I. La démonstration défaillante d’un remboursement des droits d’accises
A. La recherche d’un lien réel entre la contribution et la taxation
La juridiction souligne que pour qualifier une mesure de remboursement de taxe, il est nécessaire que le montant versé provienne des droits fiscaux perçus. Le juge exige que le dispositif ait « un lien réel avec les droits d’accises perçus » afin de neutraliser la taxation (CJUE, 14 janvier 2021, C-491/18). Or, l’institution requérante ne démontre pas d’interférence objective entre la source financière de la contribution et les recettes fiscales issues de la vente des carburants. Le financement par le budget général de la région autonome affaiblit l’argumentation tendant à assimiler cette aide à une mesure de nature purement fiscale. La Cour précise également que les sommes versées perdent toute forme d’individualisation dès leur intégration au sein du budget général de la collectivité publique.
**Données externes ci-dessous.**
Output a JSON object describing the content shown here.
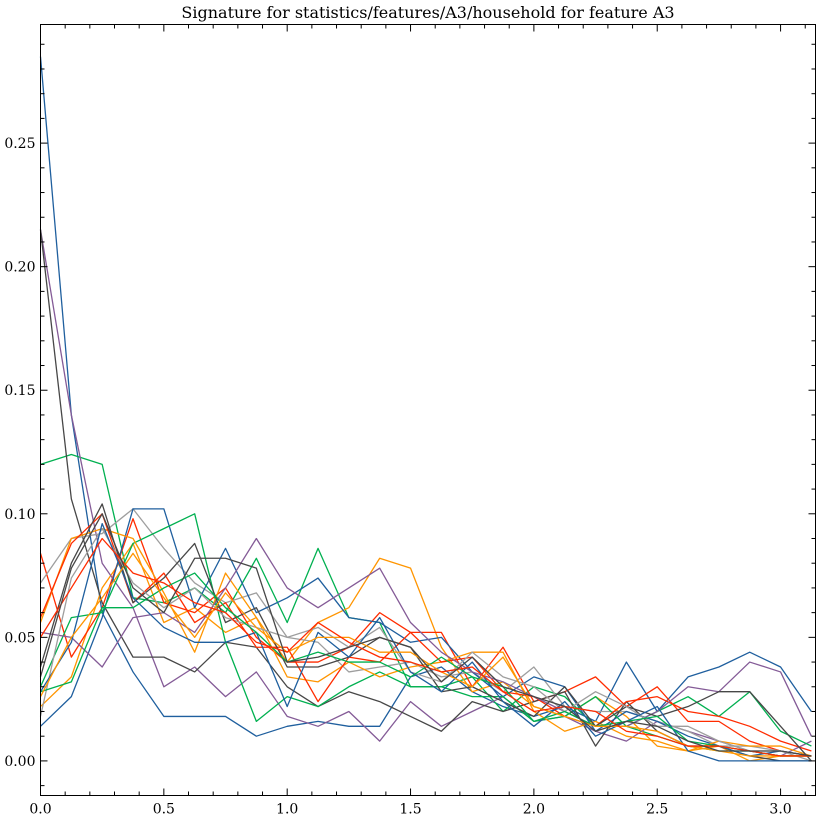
{
  "chart_data": {
    "type": "line",
    "title": "Signature for statistics/features/A3/household for feature A3",
    "xlabel": "",
    "ylabel": "",
    "xlim": [
      0,
      3.1416
    ],
    "ylim": [
      -0.014,
      0.298
    ],
    "x_ticks": [
      0.0,
      0.5,
      1.0,
      1.5,
      2.0,
      2.5,
      3.0
    ],
    "x_tick_labels": [
      "0.0",
      "0.5",
      "1.0",
      "1.5",
      "2.0",
      "2.5",
      "3.0"
    ],
    "y_ticks": [
      0.0,
      0.05,
      0.1,
      0.15,
      0.2,
      0.25
    ],
    "y_tick_labels": [
      "0.00",
      "0.05",
      "0.10",
      "0.15",
      "0.20",
      "0.25"
    ],
    "grid": false,
    "legend": "none",
    "x": [
      0,
      0.125,
      0.25,
      0.375,
      0.5,
      0.625,
      0.75,
      0.875,
      1.0,
      1.125,
      1.25,
      1.375,
      1.5,
      1.625,
      1.75,
      1.875,
      2.0,
      2.125,
      2.25,
      2.375,
      2.5,
      2.625,
      2.75,
      2.875,
      3.0,
      3.125
    ],
    "series": [
      {
        "color": "#1f5f9e",
        "values": [
          0.285,
          0.14,
          0.06,
          0.036,
          0.018,
          0.018,
          0.018,
          0.01,
          0.014,
          0.016,
          0.014,
          0.014,
          0.034,
          0.038,
          0.028,
          0.022,
          0.018,
          0.022,
          0.016,
          0.04,
          0.02,
          0.034,
          0.038,
          0.044,
          0.038,
          0.02
        ]
      },
      {
        "color": "#00b050",
        "values": [
          0.12,
          0.124,
          0.12,
          0.066,
          0.064,
          0.07,
          0.06,
          0.082,
          0.056,
          0.086,
          0.058,
          0.056,
          0.03,
          0.03,
          0.034,
          0.02,
          0.03,
          0.026,
          0.014,
          0.014,
          0.01,
          0.006,
          0.004,
          0.004,
          0.002,
          0.002
        ]
      },
      {
        "color": "#ff9500",
        "values": [
          0.022,
          0.034,
          0.07,
          0.088,
          0.056,
          0.062,
          0.052,
          0.058,
          0.04,
          0.056,
          0.062,
          0.082,
          0.078,
          0.046,
          0.028,
          0.032,
          0.022,
          0.018,
          0.026,
          0.018,
          0.006,
          0.004,
          0.006,
          0.0,
          0.002,
          0.002
        ]
      },
      {
        "color": "#ff2c00",
        "values": [
          0.084,
          0.042,
          0.062,
          0.098,
          0.064,
          0.06,
          0.07,
          0.05,
          0.04,
          0.04,
          0.046,
          0.06,
          0.052,
          0.052,
          0.03,
          0.046,
          0.024,
          0.028,
          0.034,
          0.022,
          0.03,
          0.016,
          0.016,
          0.008,
          0.004,
          0.002
        ]
      },
      {
        "color": "#845b97",
        "values": [
          0.215,
          0.14,
          0.08,
          0.062,
          0.03,
          0.038,
          0.026,
          0.036,
          0.018,
          0.014,
          0.02,
          0.008,
          0.024,
          0.014,
          0.02,
          0.026,
          0.016,
          0.018,
          0.012,
          0.008,
          0.016,
          0.012,
          0.008,
          0.004,
          0.002,
          0.008
        ]
      },
      {
        "color": "#474747",
        "values": [
          0.215,
          0.106,
          0.064,
          0.042,
          0.042,
          0.036,
          0.048,
          0.046,
          0.03,
          0.022,
          0.028,
          0.024,
          0.018,
          0.012,
          0.024,
          0.02,
          0.024,
          0.028,
          0.006,
          0.024,
          0.012,
          0.006,
          0.006,
          0.002,
          0.0,
          0.0
        ]
      },
      {
        "color": "#9e9e9e",
        "values": [
          0.072,
          0.09,
          0.092,
          0.102,
          0.086,
          0.072,
          0.064,
          0.068,
          0.05,
          0.048,
          0.036,
          0.038,
          0.04,
          0.034,
          0.036,
          0.028,
          0.038,
          0.022,
          0.02,
          0.02,
          0.016,
          0.012,
          0.006,
          0.006,
          0.004,
          0.002
        ]
      },
      {
        "color": "#1f5f9e",
        "values": [
          0.014,
          0.026,
          0.058,
          0.102,
          0.102,
          0.062,
          0.086,
          0.06,
          0.066,
          0.074,
          0.058,
          0.056,
          0.048,
          0.05,
          0.036,
          0.026,
          0.034,
          0.03,
          0.012,
          0.02,
          0.016,
          0.01,
          0.006,
          0.002,
          0.004,
          0.002
        ]
      },
      {
        "color": "#00b050",
        "values": [
          0.03,
          0.058,
          0.06,
          0.088,
          0.094,
          0.1,
          0.048,
          0.016,
          0.026,
          0.022,
          0.03,
          0.036,
          0.03,
          0.03,
          0.026,
          0.026,
          0.016,
          0.018,
          0.026,
          0.014,
          0.02,
          0.026,
          0.018,
          0.028,
          0.012,
          0.006
        ]
      },
      {
        "color": "#ff9500",
        "values": [
          0.056,
          0.09,
          0.094,
          0.09,
          0.068,
          0.044,
          0.076,
          0.058,
          0.034,
          0.032,
          0.04,
          0.034,
          0.038,
          0.04,
          0.044,
          0.044,
          0.02,
          0.012,
          0.016,
          0.01,
          0.008,
          0.004,
          0.008,
          0.006,
          0.006,
          0.002
        ]
      },
      {
        "color": "#ff2c00",
        "values": [
          0.058,
          0.088,
          0.1,
          0.064,
          0.076,
          0.056,
          0.064,
          0.046,
          0.046,
          0.024,
          0.042,
          0.04,
          0.052,
          0.04,
          0.042,
          0.028,
          0.026,
          0.018,
          0.014,
          0.024,
          0.026,
          0.02,
          0.018,
          0.014,
          0.008,
          0.004
        ]
      },
      {
        "color": "#845b97",
        "values": [
          0.052,
          0.05,
          0.038,
          0.058,
          0.06,
          0.052,
          0.07,
          0.09,
          0.07,
          0.062,
          0.07,
          0.078,
          0.056,
          0.044,
          0.036,
          0.032,
          0.026,
          0.02,
          0.014,
          0.014,
          0.02,
          0.03,
          0.028,
          0.04,
          0.036,
          0.01
        ]
      },
      {
        "color": "#474747",
        "values": [
          0.038,
          0.08,
          0.104,
          0.064,
          0.074,
          0.088,
          0.056,
          0.062,
          0.038,
          0.038,
          0.042,
          0.05,
          0.046,
          0.028,
          0.03,
          0.024,
          0.018,
          0.03,
          0.014,
          0.022,
          0.018,
          0.022,
          0.028,
          0.028,
          0.014,
          0.0
        ]
      },
      {
        "color": "#9e9e9e",
        "values": [
          0.018,
          0.074,
          0.094,
          0.072,
          0.062,
          0.07,
          0.058,
          0.054,
          0.05,
          0.054,
          0.046,
          0.054,
          0.036,
          0.032,
          0.044,
          0.034,
          0.03,
          0.02,
          0.028,
          0.022,
          0.014,
          0.014,
          0.008,
          0.004,
          0.004,
          0.0
        ]
      },
      {
        "color": "#1f5f9e",
        "values": [
          0.028,
          0.048,
          0.096,
          0.066,
          0.054,
          0.048,
          0.048,
          0.052,
          0.022,
          0.052,
          0.042,
          0.058,
          0.036,
          0.028,
          0.04,
          0.024,
          0.014,
          0.024,
          0.01,
          0.016,
          0.022,
          0.004,
          0.0,
          0.0,
          0.0,
          0.0
        ]
      },
      {
        "color": "#00b050",
        "values": [
          0.028,
          0.032,
          0.062,
          0.062,
          0.07,
          0.076,
          0.062,
          0.052,
          0.04,
          0.044,
          0.04,
          0.04,
          0.034,
          0.042,
          0.034,
          0.03,
          0.016,
          0.02,
          0.014,
          0.016,
          0.018,
          0.008,
          0.006,
          0.004,
          0.002,
          0.002
        ]
      },
      {
        "color": "#ff9500",
        "values": [
          0.026,
          0.05,
          0.066,
          0.084,
          0.066,
          0.05,
          0.068,
          0.054,
          0.044,
          0.05,
          0.05,
          0.044,
          0.044,
          0.036,
          0.03,
          0.042,
          0.022,
          0.018,
          0.014,
          0.014,
          0.012,
          0.006,
          0.004,
          0.002,
          0.002,
          0.002
        ]
      },
      {
        "color": "#ff2c00",
        "values": [
          0.05,
          0.07,
          0.09,
          0.076,
          0.072,
          0.064,
          0.06,
          0.048,
          0.044,
          0.056,
          0.048,
          0.042,
          0.04,
          0.036,
          0.038,
          0.028,
          0.02,
          0.022,
          0.02,
          0.012,
          0.01,
          0.006,
          0.006,
          0.004,
          0.002,
          0.002
        ]
      },
      {
        "color": "#474747",
        "values": [
          0.034,
          0.078,
          0.1,
          0.07,
          0.06,
          0.082,
          0.082,
          0.078,
          0.04,
          0.042,
          0.046,
          0.05,
          0.046,
          0.032,
          0.042,
          0.03,
          0.026,
          0.022,
          0.012,
          0.016,
          0.014,
          0.008,
          0.004,
          0.004,
          0.004,
          0.002
        ]
      }
    ]
  }
}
B. Le rejet d’une présomption de neutralisation fiscale au profit d’une preuve rigoureuse
Le juge rappelle qu’en matière de recours en manquement, il incombe à la partie demanderesse d’établir l’existence de la violation alléguée du droit commun. Elle doit prouver les éléments de l’infraction « sans pouvoir se fonder sur une présomption quelconque » (Cour de justice de l’Union européenne, 5 septembre 2019, C-443/18). L’affirmation selon laquelle le système opère une neutralisation des droits d’accises est jugée insuffisante car elle ne repose sur aucun élément technique probant. La simple similitude du mode de calcul entre l’aide et la taxe ne permet pas de conclure avec certitude à une réduction de la taxation. Cette rigueur probatoire protège les États membres contre des interprétations trop extensives des obligations de taxation harmonisée au détriment des politiques sociales de soutien.
II. La préservation de l’autonomie des aides régionales de soutien à la consommation
A. La distinction nécessaire entre l’allègement du coût de production et la charge fiscale
La décision admet qu’une subvention publique peut viser à atténuer les répercussions de coûts de production élevés sur le prix final payé par le consommateur. Le juge estime que ce système « a pour vocation d’atténuer les répercussions de coûts de production plus élevés » (Cour de justice de l’Union européenne, 14 janvier 2021, C-491/18). Cette approche permet de distinguer la structure du prix industriel de la composante fiscale strictement encadrée par la réglementation de l’Union européenne en vigueur. Dès lors que le coût de production excède le montant de l’aide accordée, la qualification de remboursement de taxe devient juridiquement fragile et très incertaine. L’autonomie des autorités locales est ainsi préservée lorsqu’elles agissent pour compenser des handicaps géographiques ou structurels sans toucher aux taux d’imposition de l’État.
B. La portée limitée d’une solution de rejet fondée sur une carence probatoire
La solution retenue par la Cour ne valide pas la conformité du dispositif mais constate simplement l’insuffisance des preuves apportées au dossier par l’institution. Le recours est rejeté car l’institution « n’a pas prouvé que l’État membre a instauré une réduction des droits d’accises » (CJUE, 14 janvier 2021, C-491/18). Cette jurisprudence souligne l’importance de la précision technique dans les contentieux fiscaux complexes impliquant des mécanismes de subvention par les budgets généraux des collectivités. Elle laisse toutefois ouverte la possibilité d’une nouvelle contestation si un lien financier direct entre l’impôt et l’aide était ultérieurement démontré devant le juge. La neutralité émotionnelle du juge garantit ici une application stricte des règles de procédure tout en respectant les compétences partagées entre l’Union et ses membres.